Method: A retrospective review of a consecutive series of patients with adolescent idiopathic scoliosis (AIS) at a single institution from 1996–2000 (early group) and from 2002–2004 (late group) were reviewed. The curves were all classified by the Lenke classification retrospectively. Patients were also grouped into those who have had inclusion of the PT curve (+PT fusion) and those who did not (−PT fusion).

Results: There were 44 in the early group and 33 in the late group. There were no differences in the early and late groups with respect to age (14.3 vs. 14.4yrs), gender (79.5% vs. 69.7% female), BMI (21.7 vs. 22.4kg/cm2), the preoperative PT magnitude (40.0° vs. 38.6°), curve flexibility (16.0% vs. 14.5%), the main thoracic (MT) magnitude (63.4° vs. 62.7°), T1 tilt (7.3° vs. 5.2°), pre-operative clavicle angle (1.0° vs. −0.2°), and preoperative shoulder height (1.2 vs. −0.8mm.
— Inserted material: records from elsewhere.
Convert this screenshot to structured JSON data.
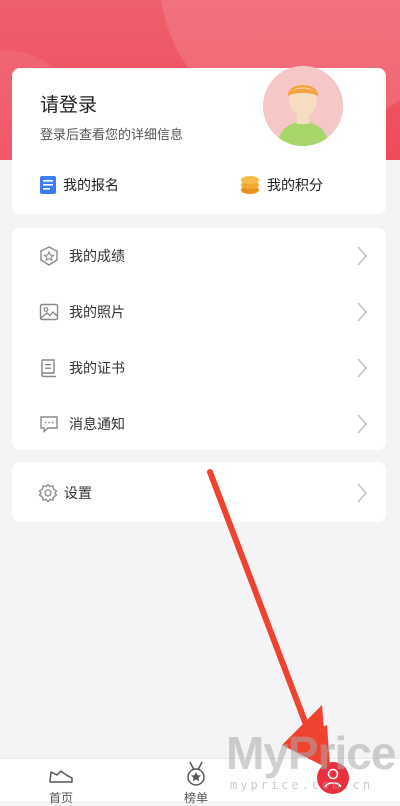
{
  "profile": {
    "title": "请登录",
    "subtitle": "登录后查看您的详细信息",
    "signup_label": "我的报名",
    "points_label": "我的积分"
  },
  "menu": {
    "items": [
      {
        "label": "我的成绩",
        "icon": "score-shield-icon"
      },
      {
        "label": "我的照片",
        "icon": "photo-icon"
      },
      {
        "label": "我的证书",
        "icon": "certificate-icon"
      },
      {
        "label": "消息通知",
        "icon": "message-icon"
      }
    ]
  },
  "settings": {
    "label": "设置",
    "icon": "gear-icon"
  },
  "tabbar": {
    "items": [
      {
        "label": "首页",
        "icon": "sneaker-icon"
      },
      {
        "label": "榜单",
        "icon": "medal-icon"
      },
      {
        "label": "",
        "icon": "user-icon"
      }
    ]
  },
  "watermark": {
    "main": "MyPrice",
    "sub": "myprice.com.cn"
  },
  "colors": {
    "header": "#ef4b5b",
    "accent": "#e9303e",
    "annotation_arrow": "#f0432f"
  }
}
The early group had fusion of the PT less often (36% vs. 57%)(p< 0.05) which resulted in a greater residual PT curve (26.5 vs. 22.2°), MT curve (33.8 vs. 27.8°), and a greater clavicle angle (4.6 vs. 2.5°)(p< 0.05). At two years the PT continued to be significantly greater in the early group (28.6 vs. 22.8°)(p< 0.05), however T1 tilt (8.8 vs. 8.1°), clavicle angle (1.3 vs. 1.0°), and shoulder height (3.5 vs. 4.7mm) were the same.

Conclusion: The application of the Lenke classification system for AIS increases the likelihood of instrumenting a PT curve resulting in improved postoperative PT curve magnitude. However, similar shoulder balance, T1 tilt and clavicle angle were seen compared between groups. The classification system should be used to guide decision making, however, other parameters should be evaluated when deciding when to instrument a PT curve.